The Prime Minister said: “I think it’s always sensible to be careful. But I think what Jenny is saying there is right, we’ve been living with a pandemic for a long time, people should continue to do things like make sure they have lots of fresh air, they wash their hands and take normal precautions, I think that’s entirely reasonable.

“But we’re not going to change the overall guidance. We don’t think that’s necessary.
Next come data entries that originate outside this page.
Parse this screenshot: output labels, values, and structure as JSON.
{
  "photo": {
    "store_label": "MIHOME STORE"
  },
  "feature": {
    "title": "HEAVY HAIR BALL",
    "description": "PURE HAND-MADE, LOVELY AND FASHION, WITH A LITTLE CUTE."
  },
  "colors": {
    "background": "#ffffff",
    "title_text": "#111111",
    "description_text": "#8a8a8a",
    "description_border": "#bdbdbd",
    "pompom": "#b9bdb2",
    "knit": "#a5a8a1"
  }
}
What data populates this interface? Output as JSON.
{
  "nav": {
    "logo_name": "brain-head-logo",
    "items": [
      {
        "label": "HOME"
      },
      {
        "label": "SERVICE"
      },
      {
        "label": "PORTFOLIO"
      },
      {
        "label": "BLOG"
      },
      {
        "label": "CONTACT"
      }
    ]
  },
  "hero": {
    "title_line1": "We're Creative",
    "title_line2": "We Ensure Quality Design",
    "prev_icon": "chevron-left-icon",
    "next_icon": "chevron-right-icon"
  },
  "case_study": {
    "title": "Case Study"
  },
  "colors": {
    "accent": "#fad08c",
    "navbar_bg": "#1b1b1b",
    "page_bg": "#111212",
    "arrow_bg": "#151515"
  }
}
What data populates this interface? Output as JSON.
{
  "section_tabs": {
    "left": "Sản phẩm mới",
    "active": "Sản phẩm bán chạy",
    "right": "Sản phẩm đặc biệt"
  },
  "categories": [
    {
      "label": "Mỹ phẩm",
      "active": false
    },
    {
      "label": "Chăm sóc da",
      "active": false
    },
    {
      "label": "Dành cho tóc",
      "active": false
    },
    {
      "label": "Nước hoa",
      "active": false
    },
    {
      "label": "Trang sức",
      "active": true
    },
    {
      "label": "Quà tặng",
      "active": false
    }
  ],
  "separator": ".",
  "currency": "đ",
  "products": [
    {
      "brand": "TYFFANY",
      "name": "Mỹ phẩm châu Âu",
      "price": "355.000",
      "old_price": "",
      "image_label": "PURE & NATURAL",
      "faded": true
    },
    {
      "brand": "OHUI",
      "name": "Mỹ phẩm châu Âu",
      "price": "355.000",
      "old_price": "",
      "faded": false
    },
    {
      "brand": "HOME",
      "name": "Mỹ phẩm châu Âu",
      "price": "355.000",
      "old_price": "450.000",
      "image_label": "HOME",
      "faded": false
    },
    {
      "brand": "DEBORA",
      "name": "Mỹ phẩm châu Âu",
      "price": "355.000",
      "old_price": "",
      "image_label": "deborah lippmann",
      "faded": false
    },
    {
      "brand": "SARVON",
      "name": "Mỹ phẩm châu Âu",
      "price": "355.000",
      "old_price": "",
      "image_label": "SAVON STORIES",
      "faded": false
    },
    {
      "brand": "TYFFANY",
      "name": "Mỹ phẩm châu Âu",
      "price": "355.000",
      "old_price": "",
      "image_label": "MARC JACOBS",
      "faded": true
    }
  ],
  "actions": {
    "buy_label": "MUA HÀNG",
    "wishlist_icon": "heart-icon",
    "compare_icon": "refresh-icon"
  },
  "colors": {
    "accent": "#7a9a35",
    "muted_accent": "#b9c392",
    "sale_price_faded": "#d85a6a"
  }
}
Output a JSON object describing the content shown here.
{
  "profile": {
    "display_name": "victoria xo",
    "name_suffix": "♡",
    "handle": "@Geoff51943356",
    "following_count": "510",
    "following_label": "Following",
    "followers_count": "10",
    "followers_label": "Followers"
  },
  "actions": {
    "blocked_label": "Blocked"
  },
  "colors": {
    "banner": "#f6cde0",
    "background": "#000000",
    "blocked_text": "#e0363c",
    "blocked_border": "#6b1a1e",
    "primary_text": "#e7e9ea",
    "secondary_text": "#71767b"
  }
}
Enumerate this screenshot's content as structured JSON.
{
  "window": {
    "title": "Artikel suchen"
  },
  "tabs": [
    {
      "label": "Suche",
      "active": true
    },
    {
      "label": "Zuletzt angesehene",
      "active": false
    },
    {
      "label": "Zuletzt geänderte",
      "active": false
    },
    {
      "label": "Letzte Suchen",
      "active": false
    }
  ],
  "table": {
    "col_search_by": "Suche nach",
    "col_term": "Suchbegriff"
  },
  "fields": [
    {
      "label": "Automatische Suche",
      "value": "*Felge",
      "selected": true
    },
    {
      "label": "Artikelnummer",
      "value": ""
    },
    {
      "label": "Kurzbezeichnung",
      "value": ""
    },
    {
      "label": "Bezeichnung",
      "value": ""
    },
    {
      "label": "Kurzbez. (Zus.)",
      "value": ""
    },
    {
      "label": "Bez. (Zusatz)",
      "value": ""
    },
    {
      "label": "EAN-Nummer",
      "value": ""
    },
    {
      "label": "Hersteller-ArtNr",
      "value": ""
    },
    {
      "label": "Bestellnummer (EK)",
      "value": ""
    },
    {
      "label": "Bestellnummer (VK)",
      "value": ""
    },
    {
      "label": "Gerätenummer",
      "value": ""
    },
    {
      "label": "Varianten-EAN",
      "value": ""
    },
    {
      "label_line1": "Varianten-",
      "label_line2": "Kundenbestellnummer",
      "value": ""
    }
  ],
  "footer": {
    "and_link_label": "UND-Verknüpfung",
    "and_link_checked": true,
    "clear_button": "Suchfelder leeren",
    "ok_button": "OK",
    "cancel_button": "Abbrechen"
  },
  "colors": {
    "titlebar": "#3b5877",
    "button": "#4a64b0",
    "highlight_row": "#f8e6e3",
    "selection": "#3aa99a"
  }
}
We don’t see anything to suggest that we need to go, for instance, to Plan B.

“But what we do need to do is take particular precautions against Omicron until we’ve worked out exactly what kind of a threat it may present.”

Mr Johnson, who will receive his booster jab later this week, will set out more details of the campaign to deliver extra doses at a Downing Street press conference on Tuesday afternoon.

England’s new measures, including the mandatory use of face coverings in shops and on public transport, came into effect at 4am, introduced in response to the Omicron variant.

Dr Harries told BBC Radio 4’s Today programme that even if our “vaccines appear to be effective, but we find that the variant is more highly transmissible, having lowish grade infection, but in very large numbers of the population, (it) could still be a significant impact on our hospitals.

Covid-19 vaccine doses in the UK
(PA Graphics)

“And, of course, our behaviours in winter and particularly around Christmas, we tend to socialise more, so I think all of those will need to be taken into account.”

Asked whether people should be told to work from home in England, as is happening in Scotland, Wales and Northern Ireland, she said: “We’ve seen that not everybody has gone back to work and I’d like to think of it more in a general way, which is if we all decrease our social contacts a little bit, actually that helps to keep the variant at bay.

“So I think being careful, not socialising when we don’t particularly need to and particularly going and getting those booster jabs which, of course, people will now be able to have at a three-month interval from their primary course.”

In October, the Scientific Advisory Group for Emergencies (Sage) said that Plan B measures – including guidance on working from home – should be implemented in unison to have the biggest effect in tackling any surge in coronavirus cases.

Out of the individual measures, Sage said working from home would have the biggest impact.

But Downing Street has so far refused to reinstate guidance to work from home, in part because of the wider impact on the economy.

Elsewhere, the health minister, Gillian Keegan, told Sky News the Government is “very much hoping that we can keep Christmas on track”.

She told Sky News the position this year was much different due to the vaccine rollout.

In the US, Pfizer’s chief executive Albert Bourla said during an interview that the firm has already started making a vaccine against the Omicron variant.

He told the US business news channel CNBC: “Within 95 days, basically we will have a new vaccine.”